Calendario sin fechas, Josep Pla, p. 41
En estos pueblos tan pequeños, la existencia está situada entre dos polos: el hastío, el aburrimiento, el tedio y el avivarse de la curiosidad por la cosa más pequeña, más insignificante, más alejada de nuestros intereses. A medida que uno va entrando en la vida se da cuenta de que la gente no sabe aburrirse, que una de las fuentes de dolor humano más copiosas y más perennes es la agitación inútil, el movimiento gratuito, la imposibilidad de resistir la sensación tremenda de sentir sobre el corazón el paso del tiempo. El hombre no puede con el hastío porque cree -sin razón- que es lo que se parece más a la muerte. Sin embargo, yo creo que una de las piedras de toque más seguras para demostrar la fuerza de un hombre es su capacidad para superar el tedio. Yo he conocido a un hombre de estos. Este hombre es uno de los más ricos de España, y por tanto se trata de un ser que podría tener en su mano todas o casi todas las cosas que el vulgo apetece: es don Juan Tomás Gandarias, mi viejo y gran amigo don Juan Tomás, el gran magnate de las minas. Un atardecer me lo encontré en el hall del hotel Victoria de Biarritz y le pregunté cómo había pasado el día.

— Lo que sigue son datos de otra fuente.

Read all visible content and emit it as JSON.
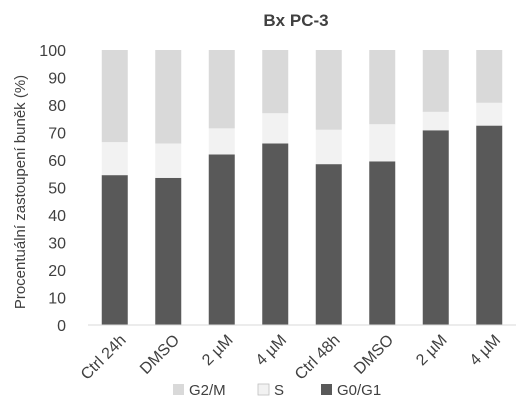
{
  "chart_data": {
    "type": "bar",
    "stacked": true,
    "title": "Bx PC-3",
    "xlabel": "",
    "ylabel": "Procentuální zastoupení buněk (%)",
    "ylim": [
      0,
      100
    ],
    "yticks": [
      0,
      10,
      20,
      30,
      40,
      50,
      60,
      70,
      80,
      90,
      100
    ],
    "categories": [
      "Ctrl 24h",
      "DMSO",
      "2 µM",
      "4 µM",
      "Ctrl 48h",
      "DMSO",
      "2 µM",
      "4 µM"
    ],
    "series": [
      {
        "name": "G0/G1",
        "color": "#595959",
        "values": [
          54.5,
          53.5,
          62,
          66,
          58.5,
          59.5,
          70.8,
          72.5
        ]
      },
      {
        "name": "S",
        "color": "#f2f2f2",
        "values": [
          12,
          12.5,
          9.5,
          11,
          12.5,
          13.5,
          6.7,
          8.3
        ]
      },
      {
        "name": "G2/M",
        "color": "#d9d9d9",
        "values": [
          33.5,
          34,
          28.5,
          23,
          29,
          27,
          22.5,
          19.2
        ]
      }
    ],
    "legend": {
      "position": "bottom",
      "order": [
        "G2/M",
        "S",
        "G0/G1"
      ]
    },
    "grid": false
  }
}
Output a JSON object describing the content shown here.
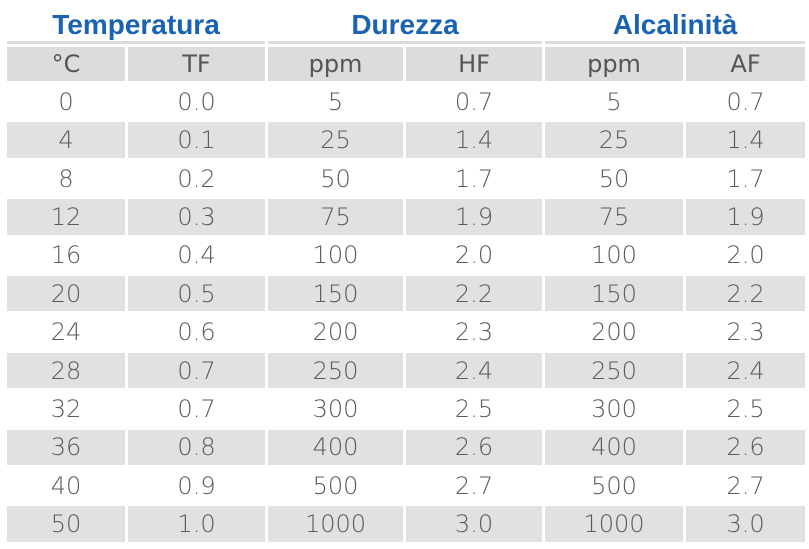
{
  "groups": [
    "Temperatura",
    "Durezza",
    "Alcalinità"
  ],
  "units": [
    "°C",
    "TF",
    "ppm",
    "HF",
    "ppm",
    "AF"
  ],
  "rows": [
    [
      "0",
      "0.0",
      "5",
      "0.7",
      "5",
      "0.7"
    ],
    [
      "4",
      "0.1",
      "25",
      "1.4",
      "25",
      "1.4"
    ],
    [
      "8",
      "0.2",
      "50",
      "1.7",
      "50",
      "1.7"
    ],
    [
      "12",
      "0.3",
      "75",
      "1.9",
      "75",
      "1.9"
    ],
    [
      "16",
      "0.4",
      "100",
      "2.0",
      "100",
      "2.0"
    ],
    [
      "20",
      "0.5",
      "150",
      "2.2",
      "150",
      "2.2"
    ],
    [
      "24",
      "0.6",
      "200",
      "2.3",
      "200",
      "2.3"
    ],
    [
      "28",
      "0.7",
      "250",
      "2.4",
      "250",
      "2.4"
    ],
    [
      "32",
      "0.7",
      "300",
      "2.5",
      "300",
      "2.5"
    ],
    [
      "36",
      "0.8",
      "400",
      "2.6",
      "400",
      "2.6"
    ],
    [
      "40",
      "0.9",
      "500",
      "2.7",
      "500",
      "2.7"
    ],
    [
      "50",
      "1.0",
      "1000",
      "3.0",
      "1000",
      "3.0"
    ]
  ],
  "colors": {
    "header_text": "#1a63b3",
    "unit_background": "#dcdcdc",
    "stripe_background": "#e1e1e1",
    "cell_text": "#5a5a5a"
  }
}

-He pasado un día maravilloso -me contestó--. Me he aburrido deliciosamente.
Entonces era yo bastante más joven que ahora, y le propuse que me explicara sus palabras insólitas.
-He pasado el día sentado en esta butaca, viendo caer la lluvia, contemplando el mar, observando más o menos el paso de la gente. He puesto mi reloj sobre esta mesa y de tarde en tarde he dado una ojeada a las agujas. ¿Se hace usted cargo de la satisfacción que produce mirar un reloj y poder decir: no han pasado más que cinco minutos? Es algo tan profundamente agradable como tener la sensación de que se ha parado el tiempo. Esto los jóvenes no lo comprenden por el hecho de serlo, pero los que somos ya viejos -ciertamente, no todos los viejos- lo entendemos quizá más claramente.